The trial in a $2.6 billion dollar banking fraud case that the Iranian media describe as the country’s biggest ever opened on Saturday with some of the 32 accused facing possible death sentences.
The accused were charged with involvement in taking bribes and financial corruption, Iranian media reported. The lead defendant, who was identified only by the initials MA, is accused of being “corrupt on earth,” a charge which carries the death penalty under Iran’s penal code, the reports said. The fraud, as it surfaced last September, allegedly saw a private consortium amass trillions of rials through forged letters of credit approved by half a dozen Iranian banks.

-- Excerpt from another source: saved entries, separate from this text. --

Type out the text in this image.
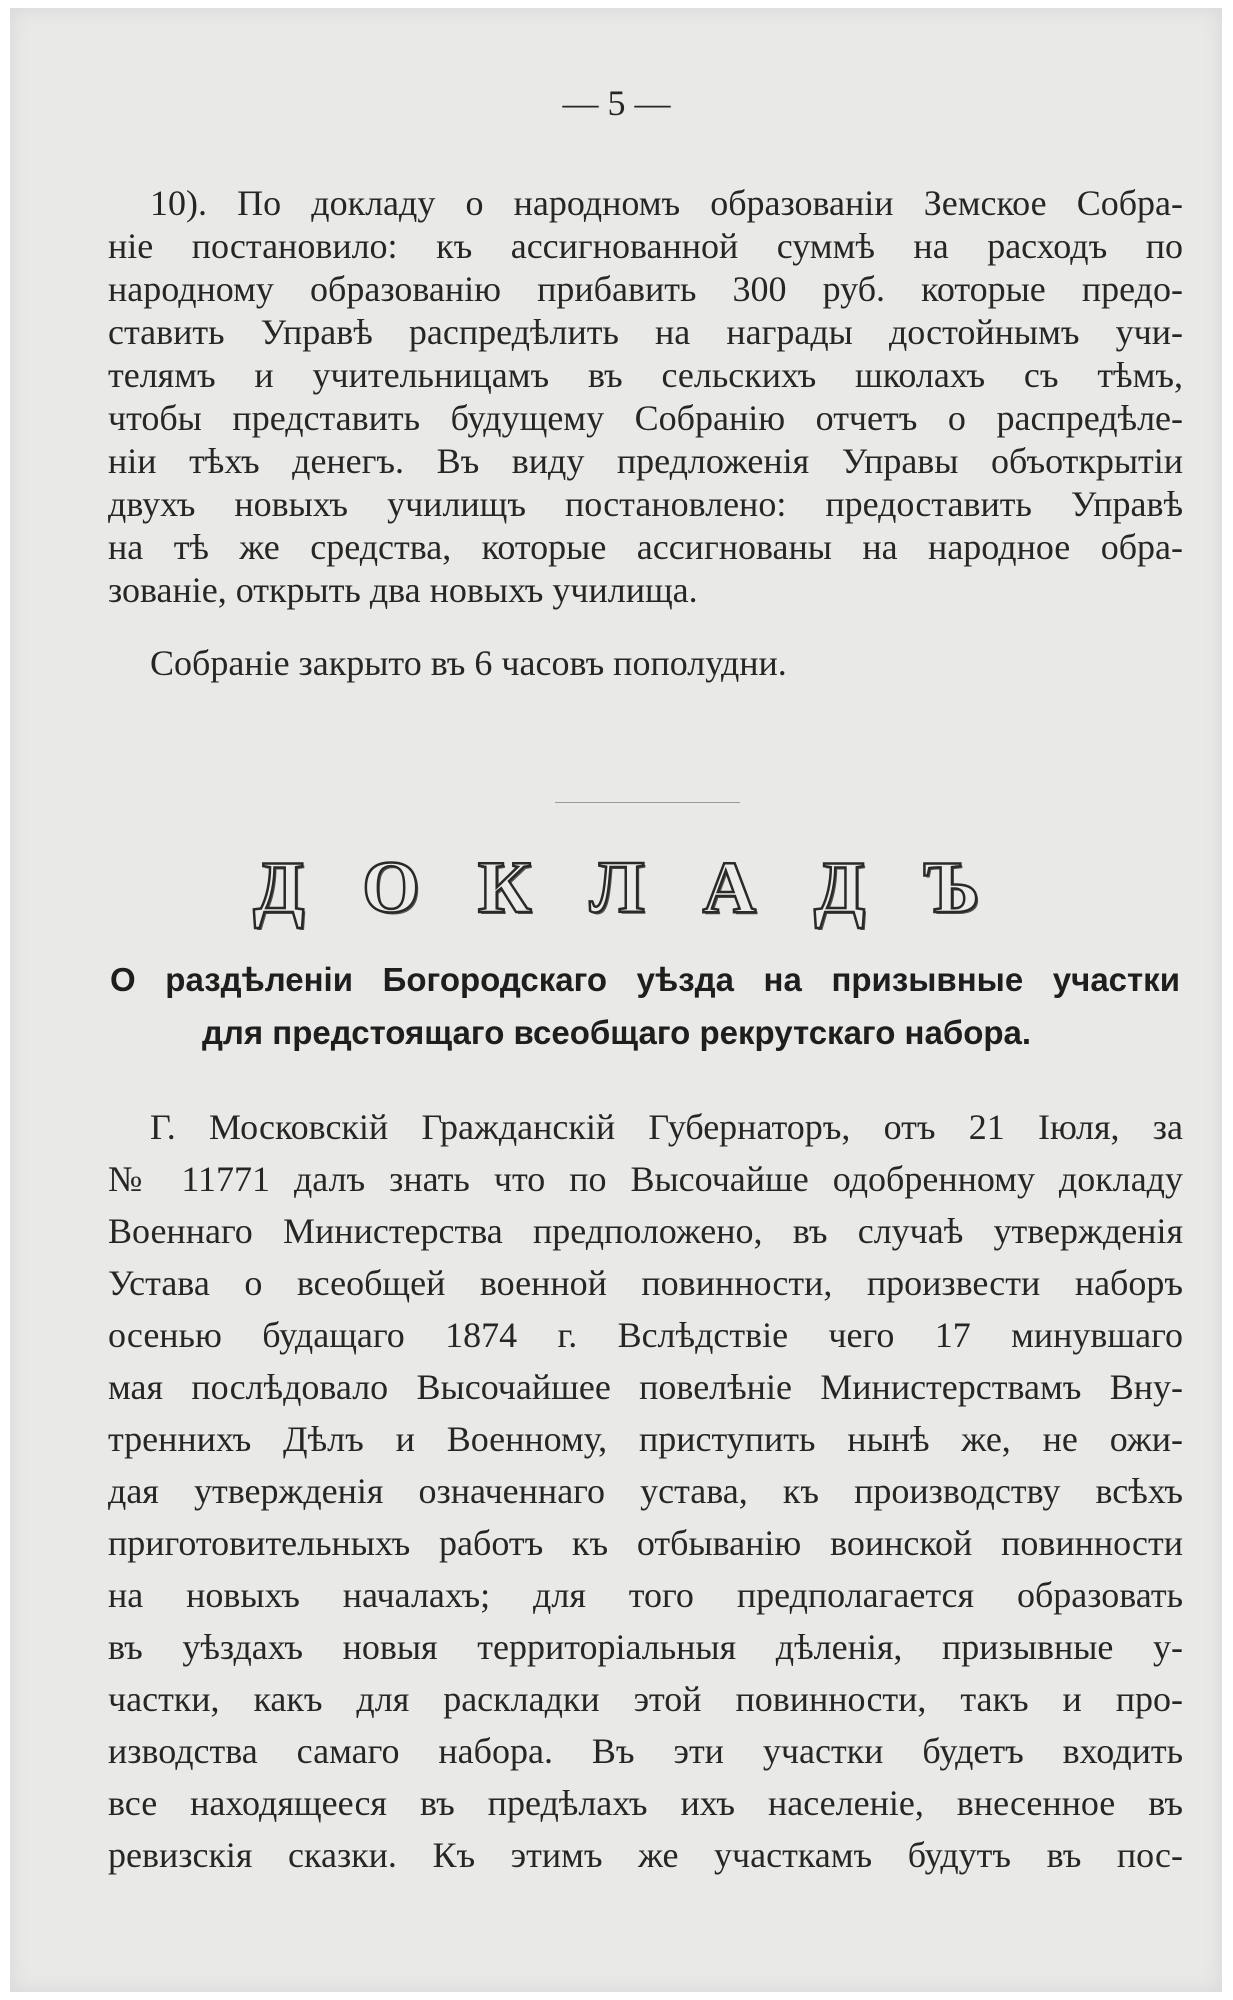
— 5 —
10). По докладу о народномъ образованіи Земское Собра-
ніе постановило: къ ассигнованной суммѣ на расходъ по
народному образованію прибавить 300 руб. которые предо-
ставить Управѣ распредѣлить на награды достойнымъ учи-
телямъ и учительницамъ въ сельскихъ школахъ съ тѣмъ,
чтобы представить будущему Собранію отчетъ о распредѣле-
ніи тѣхъ денегъ. Въ виду предложенія Управы объоткрытіи
двухъ новыхъ училищъ постановлено: предоставить Управѣ
на тѣ же средства, которые ассигнованы на народное обра-
зованіе, открыть два новыхъ училища.
Собраніе закрыто въ 6 часовъ пополудни.
ДОКЛАДЪ
О раздѣленіи Богородскаго уѣзда на призывные участки
для предстоящаго всеобщаго рекрутскаго набора.
Г. Московскій Гражданскій Губернаторъ, отъ 21 Іюля, за
№ 11771 далъ знать что по Высочайше одобренному докладу
Военнаго Министерства предположено, въ случаѣ утвержденія
Устава о всеобщей военной повинности, произвести наборъ
осенью будащаго 1874 г. Вслѣдствіе чего 17 минувшаго
мая послѣдовало Высочайшее повелѣніе Министерствамъ Вну-
треннихъ Дѣлъ и Военному, приступить нынѣ же, не ожи-
дая утвержденія означеннаго устава, къ производству всѣхъ
приготовительныхъ работъ къ отбыванію воинской повинности
на новыхъ началахъ; для того предполагается образовать
въ уѣздахъ новыя территоріальныя дѣленія, призывные у-
частки, какъ для раскладки этой повинности, такъ и про-
изводства самаго набора. Въ эти участки будетъ входить
все находящееся въ предѣлахъ ихъ населеніе, внесенное въ
ревизскія сказки. Къ этимъ же участкамъ будутъ въ пос-
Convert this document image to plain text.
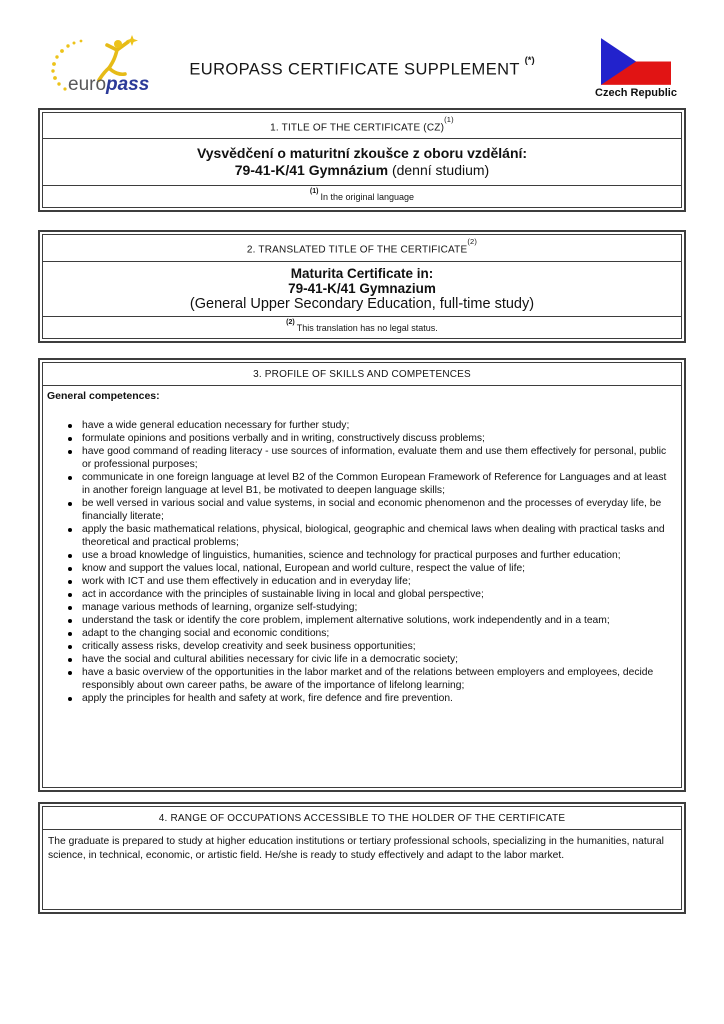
euro pass
EUROPASS CERTIFICATE SUPPLEMENT (*)
Czech Republic
1. TITLE OF THE CERTIFICATE (CZ)$^{(1)}$
Vysvědčení o maturitní zkoušce z oboru vzdělání:
79-41-K/41 Gymnázium (denní studium)
$^{(1)}$In the original language
2. TRANSLATED TITLE OF THE CERTIFICATE$^{(2)}$
Maturita Certificate in:
79-41-K/41 Gymnazium
(General Upper Secondary Education, full-time study)
$^{(2)}$This translation has no legal status.
3. PROFILE OF SKILLS AND COMPETENCES
General competences:
have a wide general education necessary for further study;
formulate opinions and positions verbally and in writing, constructively discuss problems;
have good command of reading literacy - use sources of information, evaluate them and use them effectively for personal, public or professional purposes;
communicate in one foreign language at level B2 of the Common European Framework of Reference for Languages and at least in another foreign language at level B1, be motivated to deepen language skills;
be well versed in various social and value systems, in social and economic phenomenon and the processes of everyday life, be financially literate;
apply the basic mathematical relations, physical, biological, geographic and chemical laws when dealing with practical tasks and theoretical and practical problems;
use a broad knowledge of linguistics, humanities, science and technology for practical purposes and further education;
know and support the values local, national, European and world culture, respect the value of life;
work with ICT and use them effectively in education and in everyday life;
act in accordance with the principles of sustainable living in local and global perspective;
manage various methods of learning, organize self-studying;
understand the task or identify the core problem, implement alternative solutions, work independently and in a team;
adapt to the changing social and economic conditions;
critically assess risks, develop creativity and seek business opportunities;
have the social and cultural abilities necessary for civic life in a democratic society;
have a basic overview of the opportunities in the labor market and of the relations between employers and employees, decide responsibly about own career paths, be aware of the importance of lifelong learning;
apply the principles for health and safety at work, fire defence and fire prevention.
4. RANGE OF OCCUPATIONS ACCESSIBLE TO THE HOLDER OF THE CERTIFICATE
The graduate is prepared to study at higher education institutions or tertiary professional schools, specializing in the humanities, natural science, in technical, economic, or artistic field. He/she is ready to study effectively and adapt to the labor market.
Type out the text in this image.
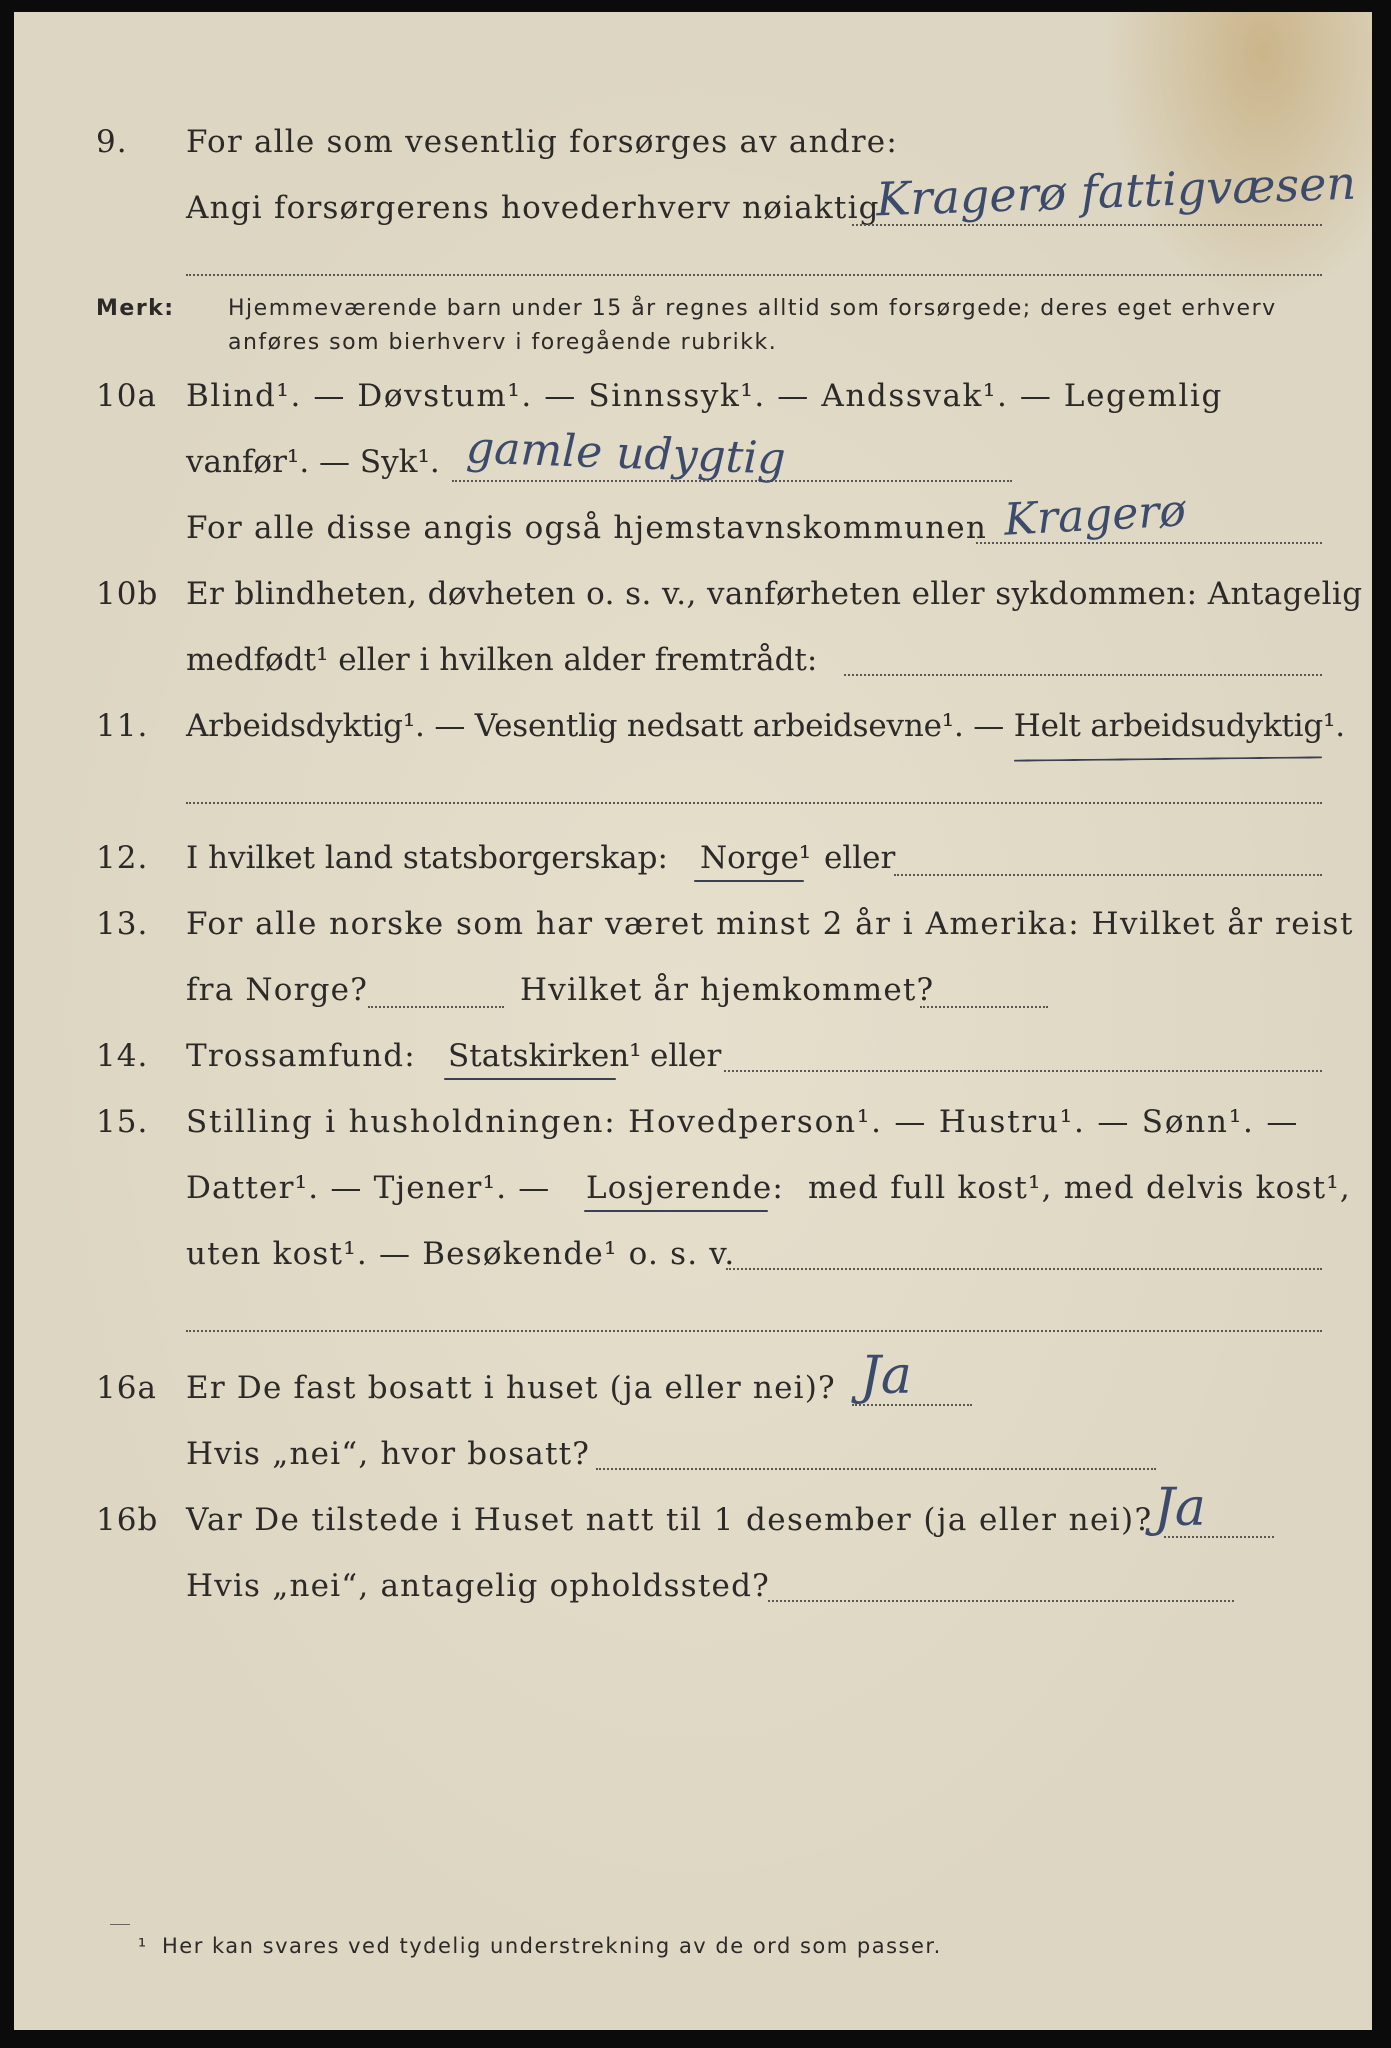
9. For alle som vesentlig forsørges av andre:
Angi forsørgerens hovederhverv nøiaktig
Kragerø fattigvæsen
Merk: Hjemmeværende barn under 15 år regnes alltid som forsørgede; deres eget erhverv
anføres som bierhverv i foregående rubrikk.
10a Blind¹. — Døvstum¹. — Sinnssyk¹. — Andssvak¹. — Legemlig
vanfør¹. — Syk¹. gamle udygtig
For alle disse angis også hjemstavnskommunen Kragerø
10b Er blindheten, døvheten o. s. v., vanførheten eller sykdommen: Antagelig
medfødt¹ eller i hvilken alder fremtrådt:
11. Arbeidsdyktig¹. — Vesentlig nedsatt arbeidsevne¹. — Helt arbeidsudyktig¹.
12. I hvilket land statsborgerskap: Norge¹ eller
13. For alle norske som har været minst 2 år i Amerika: Hvilket år reist
fra Norge?	Hvilket år hjemkommet?
14. Trossamfund: Statskirken¹ eller
15. Stilling i husholdningen: Hovedperson¹. — Hustru¹. — Sønn¹. —
Datter¹. — Tjener¹. — Losjerende: med full kost¹, med delvis kost¹,
uten kost¹. — Besøkende¹ o. s. v.
16a Er De fast bosatt i huset (ja eller nei)? Ja
Hvis „nei“, hvor bosatt?
16b Var De tilstede i Huset natt til 1 desember (ja eller nei)? Ja
Hvis „nei“, antagelig opholdssted?
¹ Her kan svares ved tydelig understrekning av de ord som passer.
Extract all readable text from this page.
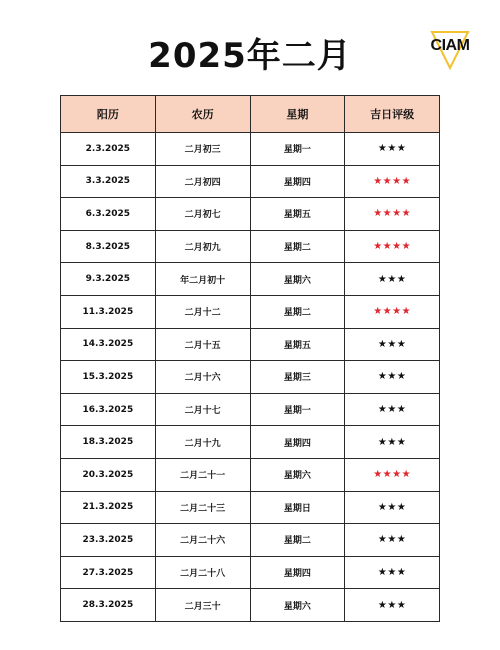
2025年二月	CIAM
阳历	农历	星期	吉日评级
2.3.2025	二月初三	星期一	★★★
3.3.2025	二月初四	星期四	★★★★
6.3.2025	二月初七	星期五	★★★★
8.3.2025	二月初九	星期二	★★★★
9.3.2025	年二月初十	星期六	★★★
11.3.2025	二月十二	星期二	★★★★
14.3.2025	二月十五	星期五	★★★
15.3.2025	二月十六	星期三	★★★
16.3.2025	二月十七	星期一	★★★
18.3.2025	二月十九	星期四	★★★
20.3.2025	二月二十一	星期六	★★★★
21.3.2025	二月二十三	星期日	★★★
23.3.2025	二月二十六	星期二	★★★
27.3.2025	二月二十八	星期四	★★★
28.3.2025	二月三十	星期六	★★★
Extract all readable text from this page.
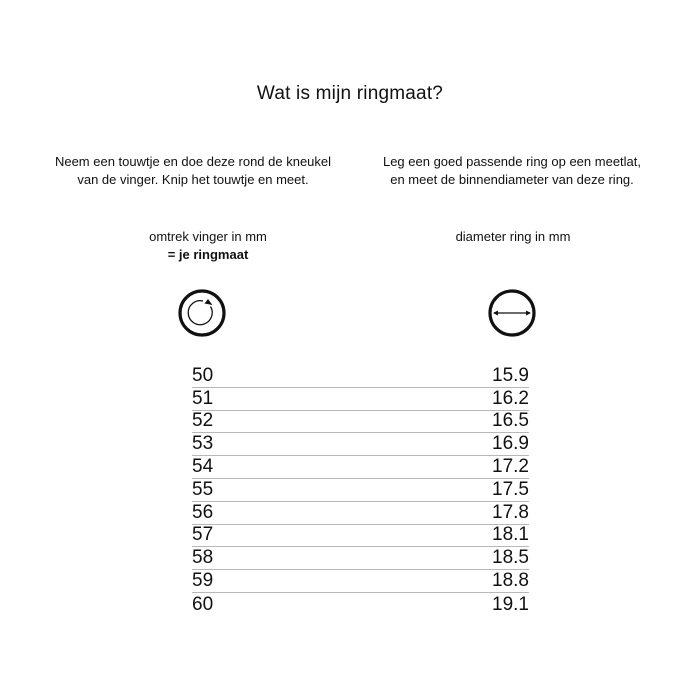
Wat is mijn ringmaat?
Neem een touwtje en doe deze rond de kneukel
van de vinger. Knip het touwtje en meet.
Leg een goed passende ring op een meetlat,
en meet de binnendiameter van deze ring.
omtrek vinger in mm
= je ringmaat
diameter ring in mm
50	15.9
51	16.2
52	16.5
53	16.9
54	17.2
55	17.5
56	17.8
57	18.1
58	18.5
59	18.8
60	19.1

At the centre of the fraud is a company called the Aria group, which was founded in 2005 with a mere $50,000. In 2011, estimates put its value at more than $3.5 billion.
The scandal took a political turn after media opposed to President Mahmoud Ahmadinejad published a letter attributed to his chief of staff and principal advisor, Esfandiar Rahim Mashaie, reportedly asking Economy Minister Shamseddin Hosseini to facilitate the Aria group’s operations. On September 14, Ahmadinejad spoke in spirited defence of Mashaie and urged the judiciary to launch an “honest” probe into the case. The fraud almost forced Hosseini from office but in November he survived an impeachment vote in parliament after being accused of lax oversight of the banking sector in relation to the fraud.